SIDRINA

DELEITÁNDOME



  
Primero me gusta pasar mi mano sobre su piel, siempre húmeda, a veces viscosa como si hubiera salivado por todo su cuerpo.
Mirándo su ojos ya vidriosos pero que todavía guardan el miedo al final, su último aliento, introduzco una hoja bien afilada en sus entrañas y voy marcando una línea recta hacia su garganta.
Despacio, con suavidad, siento como voy cortando la carne.
Es entonces cuando mi mano penetra en su interior y arranco con fuerza sus tripas, los entresijos que un día le hicieron vivir.
Lavo con rapidez mi cuchillo y remojo mis manos para borrar cualquier resquicio de matanza en mi.
Vuelvo a mi tarea, despacio, moviéndo con sumo cuidado la cuchilla para liberar la piel de su carne, por todo su cuerpo..., así, de un lado a otro rasgando su identidad.
Es acabando cuando lo enjuago con minuciosidad, que no vea ninguna hebra de hilo sanguinolento. Que esté tan puro que cuando mastique un trozo de su carne sienta el placer de comerme la vida.
Algunas veces extraigo sus ojos, mis dedos juegan en su boca mientras agarro el globo ocular y lo saco con fuerza. Luego con un machete parto su cabeza en dos.
Acabo mi trabajo...
La Señora Pepa ha tenido suerte, le he limpiado la mejor pieza del mercado.
Tendrá un buen salmón para su cena de Nochebuena.






MI COBIJO







Me gustaba observarla de lejos, con detenimiento, para no perder ningún detalle de sus gestos.

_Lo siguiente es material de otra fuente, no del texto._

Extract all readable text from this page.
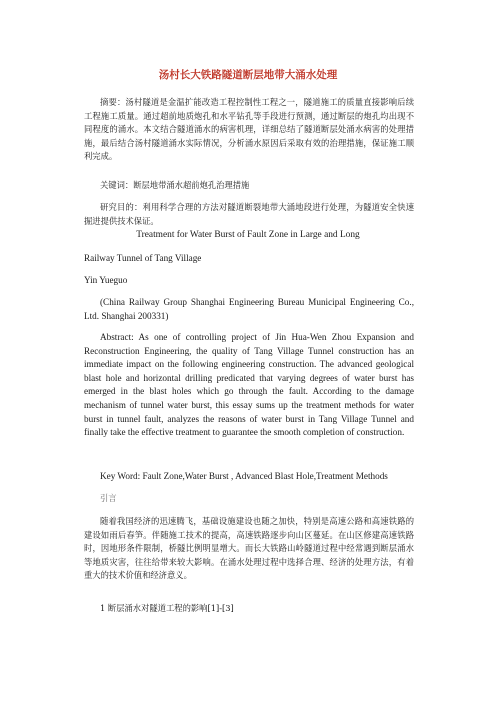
汤村长大铁路隧道断层地带大涌水处理

摘要：汤村隧道是金温扩能改造工程控制性工程之一，隧道施工的质量直接影响后续工程施工质量。通过超前地质炮孔和水平钻孔等手段进行预测，通过断层的炮孔均出现不同程度的涌水。本文结合隧道涌水的病害机理，详细总结了隧道断层处涌水病害的处理措施，最后结合汤村隧道涌水实际情况，分析涌水原因后采取有效的治理措施，保证施工顺利完成。

关键词：断层地带涌水超前炮孔治理措施

研究目的：利用科学合理的方法对隧道断裂地带大涌地段进行处理，为隧道安全快速掘进提供技术保证。

Treatment for Water Burst of Fault Zone in Large and Long

Railway Tunnel of Tang Village

Yin Yueguo

(China Railway Group Shanghai Engineering Bureau Municipal Engineering Co., Ltd. Shanghai 200331)

Abstract: As one of controlling project of Jin Hua-Wen Zhou Expansion and Reconstruction Engineering, the quality of Tang Village Tunnel construction has an immediate impact on the following engineering construction. The advanced geological blast hole and horizontal drilling predicated that varying degrees of water burst has emerged in the blast holes which go through the fault. According to the damage mechanism of tunnel water burst, this essay sums up the treatment methods for water burst in tunnel fault, analyzes the reasons of water burst in Tang Village Tunnel and finally take the effective treatment to guarantee the smooth completion of construction.

Key Word: Fault Zone,Water Burst , Advanced Blast Hole,Treatment Methods

引言

随着我国经济的迅速腾飞，基础设施建设也随之加快，特别是高速公路和高速铁路的建设如雨后春笋。伴随施工技术的提高，高速铁路逐步向山区蔓延。在山区修建高速铁路时，因地形条件限制，桥隧比例明显增大。而长大铁路山岭隧道过程中经常遇到断层涌水等地质灾害，往往给带来较大影响。在涌水处理过程中选择合理、经济的处理方法，有着重大的技术价值和经济意义。

1 断层涌水对隧道工程的影响[1]-[3]
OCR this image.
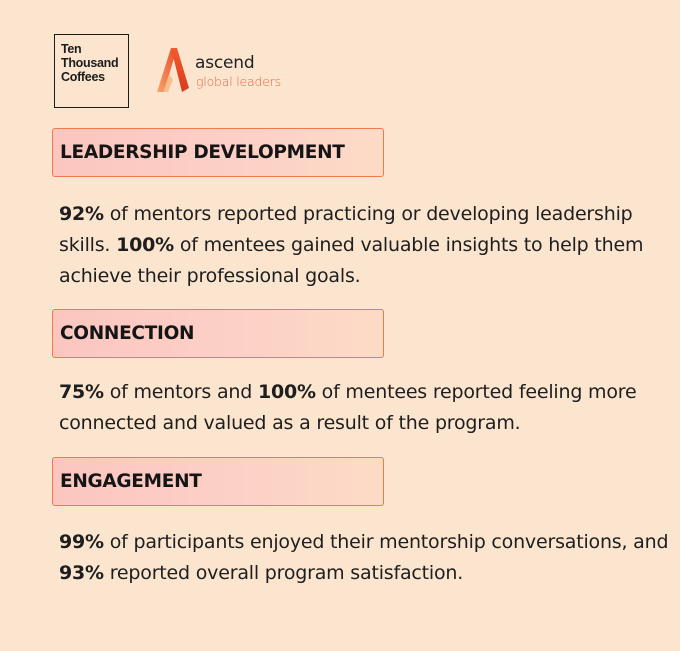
Ten
Thousand
Coffees
ascend
global leaders
LEADERSHIP DEVELOPMENT

92% of mentors reported practicing or developing leadership skills. 100% of mentees gained valuable insights to help them achieve their professional goals.

CONNECTION

75% of mentors and 100% of mentees reported feeling more connected and valued as a result of the program.

ENGAGEMENT

99% of participants enjoyed their mentorship conversations, and 93% reported overall program satisfaction.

Salía al atardecer y después de acomodar, como todos los días, la torre de libros que apilaba al borde de la charca formando con ellos una muralla, se arrodillaba frente al agua que rozaba con sus yemas acariciando la superficie como si quisiera limpiar un cristal que le permitiera ver el fondo. Despacio y con sumo cuidado esparcía en el estanque migas de pan que eran engullidas con rapidez por las carpas doradas que allí habitaban.

Una tarde de otoño, igual que la tarde anterior, y la tarde de todos los días, volvió a dispensar las migas, pero esta vez iba acompañada de un muchacho que tímidamente la ayudaba en la tarea.
Vestía traje de cowboy como salido de una fiesta de disfraces, camisa de cuadros, pantalón vaquero y un fajín a la cintura del que colgaba una pistola de madera.

Me sobresaltó la escena por lo poco cotidiana, y como si hubiera estado conteniendo la respiración durante horas, suspiré para recuperar la compostura. Me habían borrado mi rutina, mi costumbre…, me habían robado mi soledad de espectador. Y me miraron.
Sin mediar palabra el chico me sonrió y pude notar un calor afable, lleno de cortesía. Una mueca que irradiaba tranquilidad.

Se levantó y en lo que dura un parpadeo había trepado el muro de libros que atrincheraban el estanque y se dirigía a mi escondite con paso decidido, mientras la mujer sabia desde el interior de la muralla sonreía.

El chico extendió su mano hacía mí y dijo:
#CAMINACONMIGO

Noté su abrazo cálido y me convenció el sonido de su voz, así que los dos juntos trepamos de nuevo la pared de letras y pude por fin mirar a los ojos a la mujer.
No sentí nada más que paz, una calma que hacía tiempo no encontraba salvo cuando la observaba al otro lado del muro.
Sin reservas  me precipité al estanque nadando en sus aguas, y como las carpas del estanque, cada atardecer de cada día, aparezco para comer de su mano mientras el chico vestido de cowboy  sonríe a su lado.